I didn't get the job.

I feel I was very qualified to do that job.  I'd been there for five years, in various roles.  I still do.  I don't know why they decided not to appoint me, but as soon as I found out, I went home, and I went online to find out when the PGCE cycle started again.  I waited, and I weighed up my options.  I decided I was going to apply to Leeds as my first choice, because I knew people there, and they'd never rejected me before.  Plus, I was 22 and had never lived on my own before  As soon as the cycle opened, I applied, switching my top two choices at the last minute, I don't know why.  Gut instinct?

By Christmas, I had an interview at my current Uni.  I studied so hard for that interview.  My Mum's friend has a daughter who was on her PGCE that year, so I asked her for possible interview questions I could prepare myself for, I found out what to look at, I joined the TES website, I read and re-read the National Curriculum, I got myself a volunteer placement in my old secondary school.

At my interview, there were only six of us, I thought it was pretty funny because bar one, we were all twentysomething blonde girls.  I remember feeling so nervous listening to the other girls' stories of their experiences, but I was confident that I'd done just as much, if not more than them.  The part that scared me most, was that the girls' degrees were all at least 2:1, or they were predicted a 2:1, and my 2:2 hung around my neck.  I was prepared to explain myself to the interviewer, but when I asked if there were anything from my personal statement he had an issue with, and wanted to discuss, he said no, he liked my personal statement and that's why I'd been invited to interview.  We were told as a benchmark, we'd find out around the 8th February.

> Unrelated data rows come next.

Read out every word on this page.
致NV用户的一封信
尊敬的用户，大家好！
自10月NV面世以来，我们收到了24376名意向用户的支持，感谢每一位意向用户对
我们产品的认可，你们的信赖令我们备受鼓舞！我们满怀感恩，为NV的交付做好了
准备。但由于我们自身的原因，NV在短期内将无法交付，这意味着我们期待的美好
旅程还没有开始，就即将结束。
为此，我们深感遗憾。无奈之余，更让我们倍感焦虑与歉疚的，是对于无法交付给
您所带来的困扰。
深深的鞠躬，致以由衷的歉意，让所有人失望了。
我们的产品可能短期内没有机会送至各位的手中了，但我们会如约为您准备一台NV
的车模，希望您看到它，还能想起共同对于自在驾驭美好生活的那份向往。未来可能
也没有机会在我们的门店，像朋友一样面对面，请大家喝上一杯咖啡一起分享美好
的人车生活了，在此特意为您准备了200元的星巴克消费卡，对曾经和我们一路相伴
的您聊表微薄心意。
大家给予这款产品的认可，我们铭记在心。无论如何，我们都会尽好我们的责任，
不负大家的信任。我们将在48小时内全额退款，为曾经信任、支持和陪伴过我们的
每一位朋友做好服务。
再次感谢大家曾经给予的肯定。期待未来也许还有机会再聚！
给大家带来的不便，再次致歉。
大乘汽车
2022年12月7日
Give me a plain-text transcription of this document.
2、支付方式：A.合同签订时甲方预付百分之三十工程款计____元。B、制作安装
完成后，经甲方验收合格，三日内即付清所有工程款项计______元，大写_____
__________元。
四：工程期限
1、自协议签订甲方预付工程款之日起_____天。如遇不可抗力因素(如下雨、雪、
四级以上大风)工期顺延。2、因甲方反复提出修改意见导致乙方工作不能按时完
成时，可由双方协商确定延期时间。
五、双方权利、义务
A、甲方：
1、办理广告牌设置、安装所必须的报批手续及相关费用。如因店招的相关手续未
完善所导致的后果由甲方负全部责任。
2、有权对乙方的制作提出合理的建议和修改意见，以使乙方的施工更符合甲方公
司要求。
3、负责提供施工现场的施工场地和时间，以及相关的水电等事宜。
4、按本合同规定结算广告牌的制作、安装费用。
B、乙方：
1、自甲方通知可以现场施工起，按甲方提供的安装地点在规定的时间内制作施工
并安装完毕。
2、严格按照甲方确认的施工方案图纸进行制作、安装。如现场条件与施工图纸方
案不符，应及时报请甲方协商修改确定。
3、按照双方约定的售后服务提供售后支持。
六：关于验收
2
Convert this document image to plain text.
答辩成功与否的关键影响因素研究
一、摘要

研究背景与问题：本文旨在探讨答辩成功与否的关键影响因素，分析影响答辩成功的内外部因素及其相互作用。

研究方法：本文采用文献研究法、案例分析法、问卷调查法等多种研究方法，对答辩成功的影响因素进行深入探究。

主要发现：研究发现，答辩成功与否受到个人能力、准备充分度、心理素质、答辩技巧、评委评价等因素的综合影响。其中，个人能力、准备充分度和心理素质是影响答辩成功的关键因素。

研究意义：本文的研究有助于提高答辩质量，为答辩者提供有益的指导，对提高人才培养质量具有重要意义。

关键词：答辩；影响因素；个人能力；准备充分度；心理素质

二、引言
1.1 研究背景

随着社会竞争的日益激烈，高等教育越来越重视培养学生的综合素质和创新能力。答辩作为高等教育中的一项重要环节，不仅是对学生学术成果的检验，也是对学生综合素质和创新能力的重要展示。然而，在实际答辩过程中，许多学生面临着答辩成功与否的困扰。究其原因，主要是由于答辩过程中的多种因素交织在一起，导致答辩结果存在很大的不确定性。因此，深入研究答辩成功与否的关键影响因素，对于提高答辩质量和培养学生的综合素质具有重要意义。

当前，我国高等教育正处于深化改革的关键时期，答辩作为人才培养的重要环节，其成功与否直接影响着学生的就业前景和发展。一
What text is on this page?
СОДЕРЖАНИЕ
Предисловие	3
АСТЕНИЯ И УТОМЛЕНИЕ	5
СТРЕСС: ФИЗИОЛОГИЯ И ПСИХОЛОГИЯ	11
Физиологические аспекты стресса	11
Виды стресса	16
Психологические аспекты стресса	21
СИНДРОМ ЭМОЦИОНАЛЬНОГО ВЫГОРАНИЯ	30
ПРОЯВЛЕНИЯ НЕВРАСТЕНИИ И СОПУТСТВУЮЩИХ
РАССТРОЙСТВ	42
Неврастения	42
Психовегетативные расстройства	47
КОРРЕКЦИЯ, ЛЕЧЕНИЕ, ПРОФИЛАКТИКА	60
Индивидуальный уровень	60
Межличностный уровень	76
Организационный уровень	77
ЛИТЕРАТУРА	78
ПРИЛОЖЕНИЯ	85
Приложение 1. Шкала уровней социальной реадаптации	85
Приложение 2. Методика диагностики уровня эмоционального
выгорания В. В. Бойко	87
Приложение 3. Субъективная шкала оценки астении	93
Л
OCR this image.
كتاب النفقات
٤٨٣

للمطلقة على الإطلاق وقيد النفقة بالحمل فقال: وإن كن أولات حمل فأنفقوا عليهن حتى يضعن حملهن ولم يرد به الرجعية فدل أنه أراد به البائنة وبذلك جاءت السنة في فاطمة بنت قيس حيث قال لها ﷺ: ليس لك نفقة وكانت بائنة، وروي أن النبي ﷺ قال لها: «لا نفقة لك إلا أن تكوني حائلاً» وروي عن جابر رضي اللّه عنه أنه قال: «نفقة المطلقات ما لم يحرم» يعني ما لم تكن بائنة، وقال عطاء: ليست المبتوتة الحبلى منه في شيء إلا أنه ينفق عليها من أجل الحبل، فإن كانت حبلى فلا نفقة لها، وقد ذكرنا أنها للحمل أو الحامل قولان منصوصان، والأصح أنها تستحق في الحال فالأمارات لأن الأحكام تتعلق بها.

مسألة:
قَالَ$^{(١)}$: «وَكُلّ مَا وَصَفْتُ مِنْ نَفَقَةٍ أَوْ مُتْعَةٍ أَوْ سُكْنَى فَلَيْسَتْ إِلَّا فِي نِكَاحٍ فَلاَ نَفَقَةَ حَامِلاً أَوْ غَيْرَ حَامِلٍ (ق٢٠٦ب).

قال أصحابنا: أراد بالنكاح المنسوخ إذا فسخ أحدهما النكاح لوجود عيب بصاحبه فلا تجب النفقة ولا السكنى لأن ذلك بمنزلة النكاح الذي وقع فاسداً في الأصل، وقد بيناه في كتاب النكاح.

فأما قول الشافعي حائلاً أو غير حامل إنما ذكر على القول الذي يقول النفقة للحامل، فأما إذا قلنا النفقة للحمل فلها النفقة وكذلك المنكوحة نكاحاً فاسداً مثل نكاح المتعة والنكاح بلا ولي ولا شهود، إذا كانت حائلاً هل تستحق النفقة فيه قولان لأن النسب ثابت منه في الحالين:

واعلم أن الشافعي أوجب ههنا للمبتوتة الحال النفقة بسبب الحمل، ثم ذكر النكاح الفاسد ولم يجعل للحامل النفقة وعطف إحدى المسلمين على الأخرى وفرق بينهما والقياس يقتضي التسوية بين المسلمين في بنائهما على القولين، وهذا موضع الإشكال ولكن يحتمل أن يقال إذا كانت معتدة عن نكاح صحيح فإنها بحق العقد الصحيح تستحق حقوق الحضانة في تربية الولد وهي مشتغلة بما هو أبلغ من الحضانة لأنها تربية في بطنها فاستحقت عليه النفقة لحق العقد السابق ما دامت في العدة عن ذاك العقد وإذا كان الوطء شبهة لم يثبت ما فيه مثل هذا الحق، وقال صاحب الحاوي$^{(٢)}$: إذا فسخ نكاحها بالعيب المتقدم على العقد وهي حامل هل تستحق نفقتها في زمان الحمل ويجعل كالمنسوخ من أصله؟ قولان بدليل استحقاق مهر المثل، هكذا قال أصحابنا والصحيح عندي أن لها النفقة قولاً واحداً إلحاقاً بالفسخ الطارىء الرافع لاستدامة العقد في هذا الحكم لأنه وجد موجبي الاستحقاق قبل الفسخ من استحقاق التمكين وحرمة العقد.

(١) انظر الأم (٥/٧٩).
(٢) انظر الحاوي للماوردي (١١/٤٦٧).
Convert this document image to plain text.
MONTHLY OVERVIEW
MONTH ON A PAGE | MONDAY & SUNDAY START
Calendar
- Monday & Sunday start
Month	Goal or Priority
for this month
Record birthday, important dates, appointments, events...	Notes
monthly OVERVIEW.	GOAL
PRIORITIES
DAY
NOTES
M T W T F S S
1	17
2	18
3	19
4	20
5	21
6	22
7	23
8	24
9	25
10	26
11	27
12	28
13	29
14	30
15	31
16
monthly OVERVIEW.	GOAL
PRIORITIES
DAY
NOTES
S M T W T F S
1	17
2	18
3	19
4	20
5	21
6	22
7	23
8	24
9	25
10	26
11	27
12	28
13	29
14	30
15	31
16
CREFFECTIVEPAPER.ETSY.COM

I found out I had a place in January.

So now, I'm here, and so far, so good.  I know it's going to be the most difficult year I've had, and I know I'll not be able to go out much, and that I'll have no money, and I'll probably have a nervous breakdown in December.

I know my grammar needs to be better, and I need to make sure I don't swear in the classroom, or use too many colloquiallism.  I know I need to be firm, and that I can't let the students walk all over me, and I need to get myself a 'teacher stare' and not laugh when the students say inappropriate things, no matter how funny I find them.

I know it'll be hard, but I can't wait to face this year.  Let me have it.